- Born: Robert Newton Hurley 1894 London, England
- Died: 1980 (aged 85–86) Victoria, BC
- Known for: artist

= Robert Newton Hurley =

Canadian artist (1894-1980)

Robert Newton Hurley (1894, London, England - 1980, Victoria, British Columbia, Canada), who signed his work R.N. Hurley, was an English-born painter who, after immigrating to Canada in 1923, became known for his watercolor paintings of the Saskatchewan landscape and sky.

== Career ==
Hurley had little formal training as a painter. As a teenager, he worked multiple jobs in England, including as a form-laborer and an apprentice printer-compositor. He later served during World War I in the Suffolk Regiment and afterwards became interested in painting. He took lessons in watercolour painting in London and studied the English watercolour painters such as John Sell Cotman before emigrating to Canada in his twenties. In Canada, he worked on the Canadian Pacific Railway and as an itinerant laborer before settling down in Saskatoon, Saskatchewan.

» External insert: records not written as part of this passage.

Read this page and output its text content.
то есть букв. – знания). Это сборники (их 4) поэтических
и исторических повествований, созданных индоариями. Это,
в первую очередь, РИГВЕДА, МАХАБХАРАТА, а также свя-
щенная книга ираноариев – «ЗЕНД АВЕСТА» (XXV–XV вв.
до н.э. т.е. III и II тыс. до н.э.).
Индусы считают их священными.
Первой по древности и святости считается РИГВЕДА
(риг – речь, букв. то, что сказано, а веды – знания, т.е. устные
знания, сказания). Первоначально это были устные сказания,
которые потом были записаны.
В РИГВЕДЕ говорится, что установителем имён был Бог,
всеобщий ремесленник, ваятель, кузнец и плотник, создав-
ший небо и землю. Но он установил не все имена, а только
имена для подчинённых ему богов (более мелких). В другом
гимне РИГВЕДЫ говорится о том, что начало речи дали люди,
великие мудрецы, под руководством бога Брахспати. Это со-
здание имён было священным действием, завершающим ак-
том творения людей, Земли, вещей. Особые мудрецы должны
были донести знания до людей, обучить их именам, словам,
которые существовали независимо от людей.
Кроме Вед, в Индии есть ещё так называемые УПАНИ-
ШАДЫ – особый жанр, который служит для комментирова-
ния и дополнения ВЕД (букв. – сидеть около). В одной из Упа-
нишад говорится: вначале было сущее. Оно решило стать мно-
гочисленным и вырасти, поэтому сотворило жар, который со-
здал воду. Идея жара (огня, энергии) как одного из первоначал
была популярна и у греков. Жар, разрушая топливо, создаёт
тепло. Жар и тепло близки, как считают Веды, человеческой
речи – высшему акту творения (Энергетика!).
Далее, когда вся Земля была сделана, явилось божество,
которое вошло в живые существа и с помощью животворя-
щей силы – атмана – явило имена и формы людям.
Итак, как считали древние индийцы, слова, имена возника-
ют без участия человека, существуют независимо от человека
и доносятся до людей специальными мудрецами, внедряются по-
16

During the Great Depression, Hurley began to use his extra time to paint, focusing on the prairie landscapes, skies, and grain elevators near Saskatoon. Hurley came to the attention of Ernest Lindner when he took several night classes from Lindner at the Saskatoon Technical Collegiate Institute. From 1942-1958, Hurley worked for the University of Saskatchewan and continued painting.

In 1958, Hurley was given an artist's grant from the Government of Saskatchewan that allowed him to paint full time. In his later life, he and his wife moved to Victoria, British Columbia, where he died in 1980.

Hurley has often been called Saskatchewan's "Sky Painter" for his "effective use of watercolour to illuminate the prairie sky." Artists and curators say he was important for the colour-field painters that followed him.